Maryland Gov. William Donald Schaefer will give the Port of Baltimore's new high-technology container facility a crucial boost today when he signs port terminal takeover legislation.

The $250 million Seagirt Marine Terminal, dogged by uncertain labor conditions at Baltimore and problems getting its automated gate system finished, remains unopened, and there is no set date for an opening.A direct result of months of labor turmoil with longshoremen over costs and manning levels, the takeover bill gives the Maryland Port Administration authority to operate its terminals directly and to negotiate labor agreements with the International Longshoremen's Association.

The port traditionally has acted as a landlord, hiring private stevedore firms to operate its terminals and leaving labor negotiations to employer and union representatives.

With the takeover bill now law, initial operation of the Seagirt intermodal rail-truck-water terminal will hinge on how quickly port officials can negotiate a labor package with the union, and, just as important, on how it decides to operate the facility.

On the latter point, Brendan W. O'Malley, executive director of the port administration, said: "We're still examining several options and preparing a report for the governor."

He added that "things will take shape in reasonably quick order."

The port administration might choose to operate Seagirt directly. It could form a subsidiary operating company similar to Virginia International Terminals Inc. at the Port of Hampton Roads, Va. It even may continue its tradition of hiring private stevedore firms to operate the terminal.

Ceres Terminals Inc. is the stevedore at the rail container transfer facility immediately adjacent to Seagirt.
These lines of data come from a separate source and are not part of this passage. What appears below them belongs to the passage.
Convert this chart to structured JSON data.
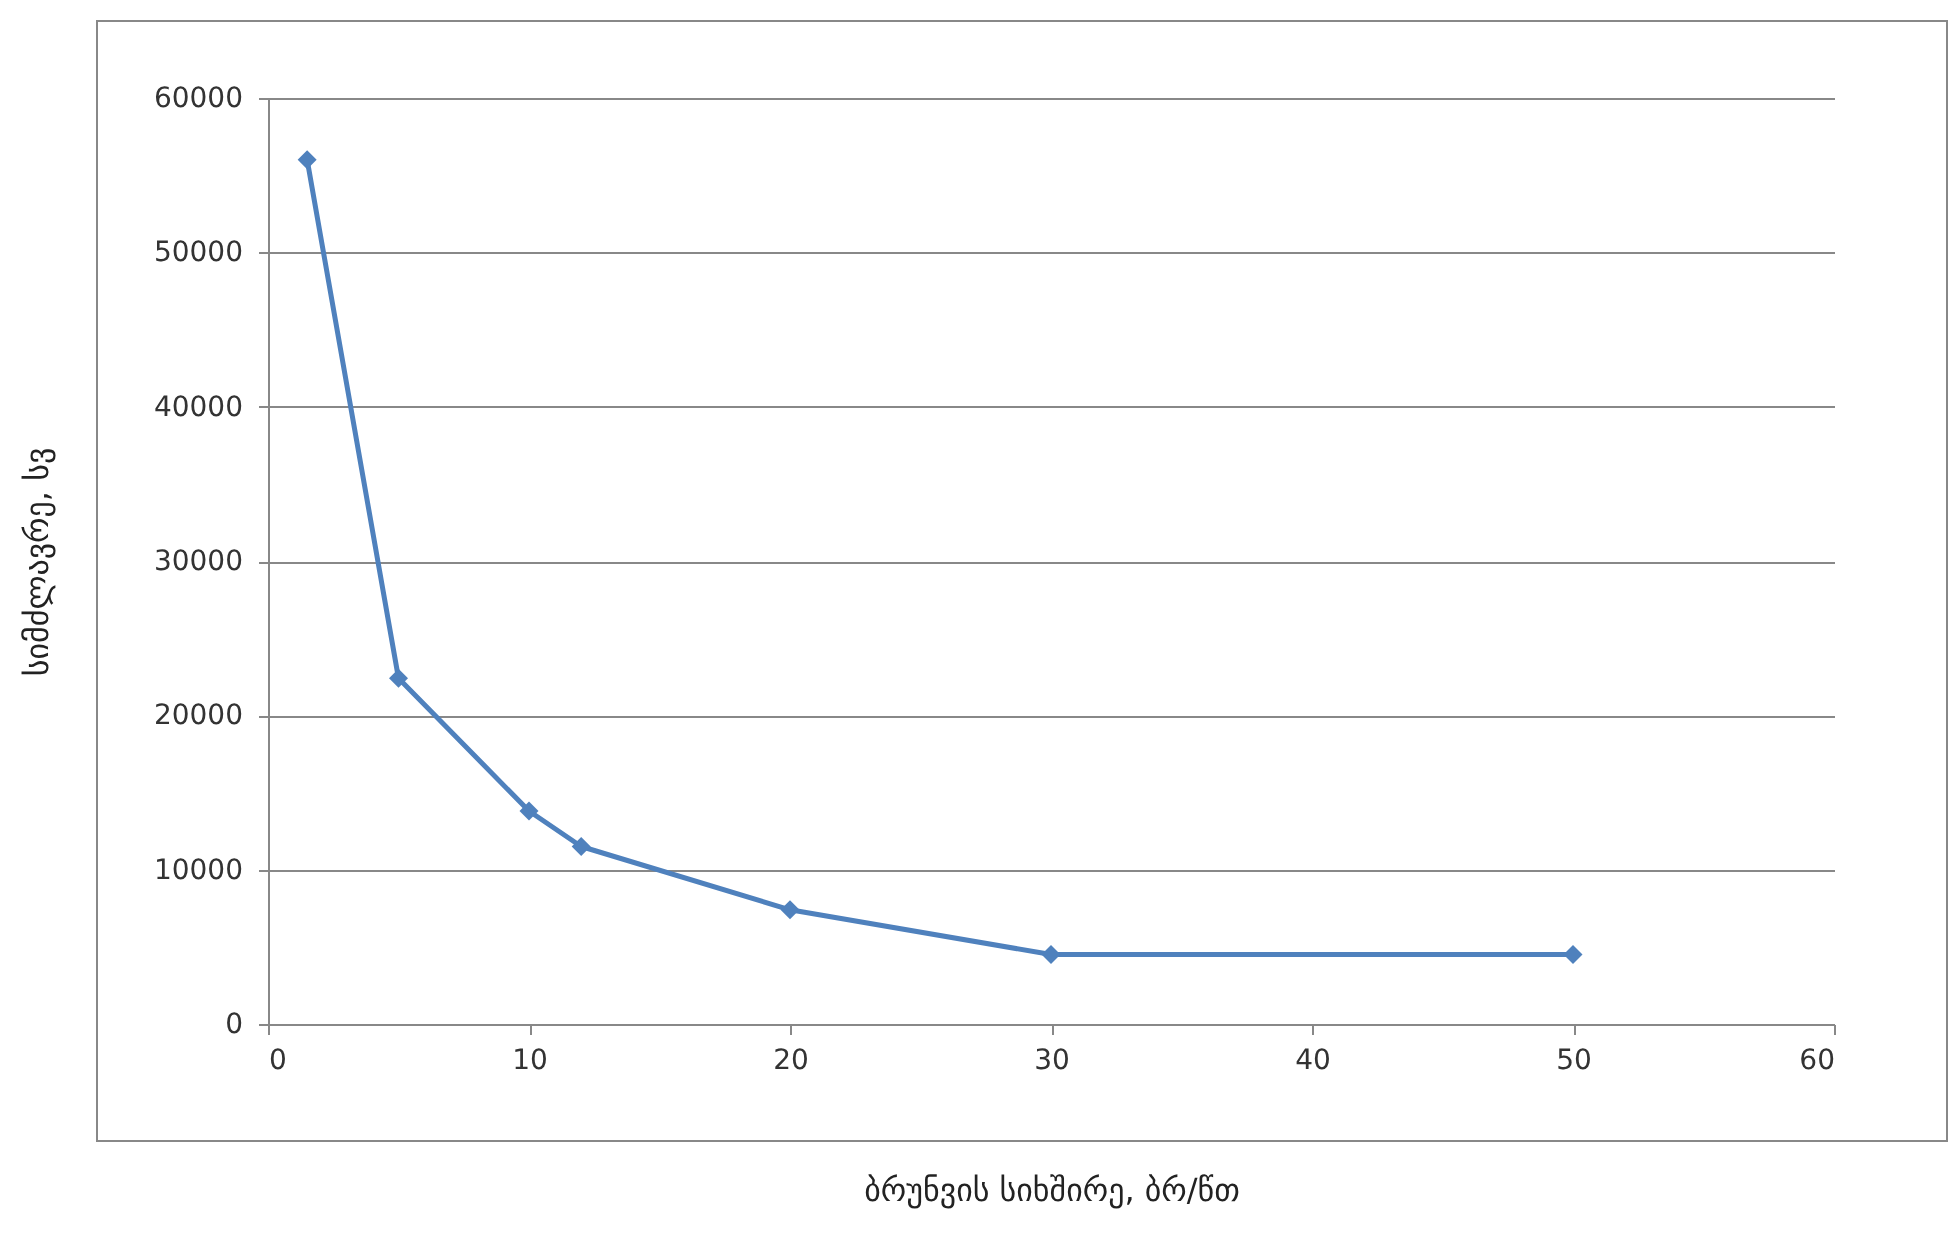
{
  "chart_data": {
    "type": "line",
    "xlabel": "ბრუნვის სიხშირე, ბრ/წთ",
    "ylabel": "სიმძლავრე, სვ",
    "x": [
      1.5,
      5,
      10,
      12,
      20,
      30,
      50
    ],
    "series": [
      {
        "color": "#4f81bd",
        "values": [
          56000,
          22400,
          13800,
          11500,
          7400,
          4500,
          4500
        ]
      }
    ],
    "xlim": [
      0,
      60
    ],
    "xticks": [
      0,
      10,
      20,
      30,
      40,
      50,
      60
    ],
    "ylim": [
      0,
      60000
    ],
    "yticks": [
      0,
      10000,
      20000,
      30000,
      40000,
      50000,
      60000
    ],
    "grid": "y",
    "marker": "diamond"
  }
}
Mr. O'Malley said the port is "examining seriously" the idea of forming a subsidiary corporation either to run Seagirt directly or to hire a private stevedore agent.

In either case, he continued, the port will maintain control over costs and labor issues. "We won't surrender that responsibility," he said.

Port budget documents last month indicated that officials "strongly favor the subsidiary corporation alternative." But there are more recent rumors that the private agent option is still alive.

Meanwhile, three carriers that have signed letters of intent to use Seagirt are biding their time in making a final commitment until the labor and operational issues are clearer.

Atlantic Container Line and Hapag-Lloyd (America) Inc. have signed letters of intent. A third signer has not been officially identified, but is widely believed to be Evergreen International (U.S.A.) Corp.